En pleine incertitude économique, les Français n’ont jamais été aussi prudents… ni aussi stratèges. Le premier semestre 2025 marque un tournant historique : 97,8 milliards d’euros ont été déposés sur des contrats d’assurance vie, selon les données publiées par France Assureurs. C’est tout simplement un record absolu, jamais atteint auparavant sur une période de six mois.
Dans le même temps, les sorties de fonds — rachats partiels ou totaux, ou versements aux bénéficiaires en cas de décès — ont reculé de 7 %, tombant à 71,2 milliards d’euros. Résultat : la collecte nette s’envole à 26,6 milliards d’euros, un niveau inédit depuis 2010. Le signal est clair : les Français plébiscitent à nouveau l’assurance vie, à la fois comme outil de sécurité patrimoniale et comme levier de rendement dans un environnement financier instable.
📊 Un socle d’épargne devenu incontournable
Derrière cette performance spectaculaire, la structure même de l’assurance vie continue de séduire tous profils d’épargnants. Comme l’indique Paul Esmein, directeur général de France Assureurs, lors d’une conférence de presse :
La dynamique de l’assurance vie est restée robuste tout au long du semestre, portée par une volonté forte des Français d’épargner dans un cadre sécurisé mais souple.
Cette tendance s’accompagne d’une répartition contrastée entre les deux types de supports disponibles :
Les unités de compte (UC), plus exposées mais potentiellement plus rémunératrices, concentrent la majorité de l’engouement, avec 23,8 milliards d’euros de collecte nette.
En parallèle, les fonds en euros, garantis en capital mais moins rentables, n’ont progressé que de 2,9 milliards d’euros.
Cette évolution reflète un changement d’attitude chez les investisseurs français, prêts à accepter davantage de risque pour optimiser leur rendement face à une inflation toujours pesante et à une rémunération de l’épargne réglementée en berne.
⚖️ Rééquilibrage du paysage de l’épargne ?
Avec 2 052 milliards d’euros d’encours à fin juin, l’assurance vie représente désormais plus d’un tiers de l’épargne financière des ménages français. Le placement écrase ses concurrents en termes de volume et de dynamique. À titre de comparaison, le Livret A n’a engrangé que 3 milliards d’euros sur la même période, soit neuf fois moins, selon la Caisse des dépôts.
Et la tendance pourrait se renforcer avec la baisse du taux du Livret A, passé de 2,4 % à 1,7 % au 1er août 2025, un niveau bien inférieur à certains rendements offerts par les unités de compte, malgré leur volatilité.
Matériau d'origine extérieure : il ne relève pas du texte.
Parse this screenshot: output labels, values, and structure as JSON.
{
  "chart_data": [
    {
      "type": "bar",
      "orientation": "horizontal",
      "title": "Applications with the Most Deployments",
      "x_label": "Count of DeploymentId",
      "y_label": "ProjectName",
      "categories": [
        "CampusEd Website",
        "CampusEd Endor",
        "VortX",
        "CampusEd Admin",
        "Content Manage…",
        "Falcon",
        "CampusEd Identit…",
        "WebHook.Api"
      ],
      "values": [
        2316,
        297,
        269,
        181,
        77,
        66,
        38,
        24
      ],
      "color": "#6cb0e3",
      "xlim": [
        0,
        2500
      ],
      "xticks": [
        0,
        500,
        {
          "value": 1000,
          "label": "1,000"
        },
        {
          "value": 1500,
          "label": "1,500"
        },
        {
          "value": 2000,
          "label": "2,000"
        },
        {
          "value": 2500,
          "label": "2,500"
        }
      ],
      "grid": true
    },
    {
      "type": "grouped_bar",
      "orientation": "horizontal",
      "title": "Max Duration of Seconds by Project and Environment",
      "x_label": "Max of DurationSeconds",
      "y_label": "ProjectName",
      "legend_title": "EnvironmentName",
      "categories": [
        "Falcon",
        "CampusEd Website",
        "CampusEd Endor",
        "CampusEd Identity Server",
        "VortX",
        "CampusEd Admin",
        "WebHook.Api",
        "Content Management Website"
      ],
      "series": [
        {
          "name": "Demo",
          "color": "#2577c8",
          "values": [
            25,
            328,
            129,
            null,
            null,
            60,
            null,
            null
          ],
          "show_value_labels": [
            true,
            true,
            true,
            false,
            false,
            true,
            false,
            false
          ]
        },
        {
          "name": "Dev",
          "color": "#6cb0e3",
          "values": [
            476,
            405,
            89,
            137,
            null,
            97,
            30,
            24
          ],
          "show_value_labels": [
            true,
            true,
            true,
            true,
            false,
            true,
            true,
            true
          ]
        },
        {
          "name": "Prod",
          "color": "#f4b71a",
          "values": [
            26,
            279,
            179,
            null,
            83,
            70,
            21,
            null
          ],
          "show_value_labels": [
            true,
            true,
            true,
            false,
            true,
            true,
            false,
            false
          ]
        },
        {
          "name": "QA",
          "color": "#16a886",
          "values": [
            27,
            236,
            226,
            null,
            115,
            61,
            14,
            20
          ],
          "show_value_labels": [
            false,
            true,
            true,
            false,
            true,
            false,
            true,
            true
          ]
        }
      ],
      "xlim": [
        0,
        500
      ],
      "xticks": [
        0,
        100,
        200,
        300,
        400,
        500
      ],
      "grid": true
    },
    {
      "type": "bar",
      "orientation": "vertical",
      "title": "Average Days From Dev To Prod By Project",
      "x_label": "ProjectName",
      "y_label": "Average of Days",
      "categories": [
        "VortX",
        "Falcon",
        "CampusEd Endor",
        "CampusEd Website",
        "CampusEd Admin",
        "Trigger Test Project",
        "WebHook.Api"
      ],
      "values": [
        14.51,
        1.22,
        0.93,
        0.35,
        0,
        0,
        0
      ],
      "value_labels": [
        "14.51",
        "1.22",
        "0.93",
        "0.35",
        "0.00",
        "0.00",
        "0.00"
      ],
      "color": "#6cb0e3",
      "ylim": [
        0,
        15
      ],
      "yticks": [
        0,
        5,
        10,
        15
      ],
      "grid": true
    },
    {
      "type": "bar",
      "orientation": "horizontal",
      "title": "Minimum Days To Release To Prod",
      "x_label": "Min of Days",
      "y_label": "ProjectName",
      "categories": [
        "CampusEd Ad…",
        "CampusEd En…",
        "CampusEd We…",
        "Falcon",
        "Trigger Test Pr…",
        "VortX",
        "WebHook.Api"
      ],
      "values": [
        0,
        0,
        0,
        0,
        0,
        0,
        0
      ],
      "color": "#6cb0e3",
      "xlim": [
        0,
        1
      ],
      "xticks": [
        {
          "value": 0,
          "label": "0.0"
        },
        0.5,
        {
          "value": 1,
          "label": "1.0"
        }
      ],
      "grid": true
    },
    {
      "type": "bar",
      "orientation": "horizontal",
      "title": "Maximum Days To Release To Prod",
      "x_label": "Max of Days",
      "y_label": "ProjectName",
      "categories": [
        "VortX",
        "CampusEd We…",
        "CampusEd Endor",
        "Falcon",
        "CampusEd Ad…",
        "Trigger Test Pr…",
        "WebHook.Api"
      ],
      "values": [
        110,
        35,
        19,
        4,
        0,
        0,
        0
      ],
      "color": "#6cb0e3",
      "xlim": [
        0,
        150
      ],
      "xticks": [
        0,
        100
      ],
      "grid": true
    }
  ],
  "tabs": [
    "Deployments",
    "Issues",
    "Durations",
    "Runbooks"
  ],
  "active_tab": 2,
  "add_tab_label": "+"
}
Cette désaffection progressive pour l’épargne réglementée confirme que les arbitrages des ménages évoluent, favorisant des stratégies plus diversifiées et plus dynamiques.
Avec un capital moyen estimé à 100 000 € par contrat, l’assurance vie s’impose comme un pilier patrimonial autant qu’un refuge stratégique, notamment dans un contexte d’incertitude sur les marchés financiers, les régimes de retraite, ou encore la fiscalité du patrimoine.
👁 L’œil de l’expert : jusqu’à quand ?
Cette dynamique impressionnante de l’assurance vie ne doit pas masquer certaines interrogations structurelles. Le retour massif des épargnants sur les unités de compte traduit une soif de rendement, mais aussi une exposition croissante aux risques de marché. Si les taux remontaient brutalement ou si une correction boursière survenait, la confiance pourrait rapidement s’effriter.
En parallèle, la baisse de performance des fonds en euros pourrait à terme réduire l’attractivité de l’assurance vie pour les profils les plus prudents. À moyen terme, le défi pour les assureurs sera de maintenir l’équilibre entre performance, sécurité, et souplesse fiscale.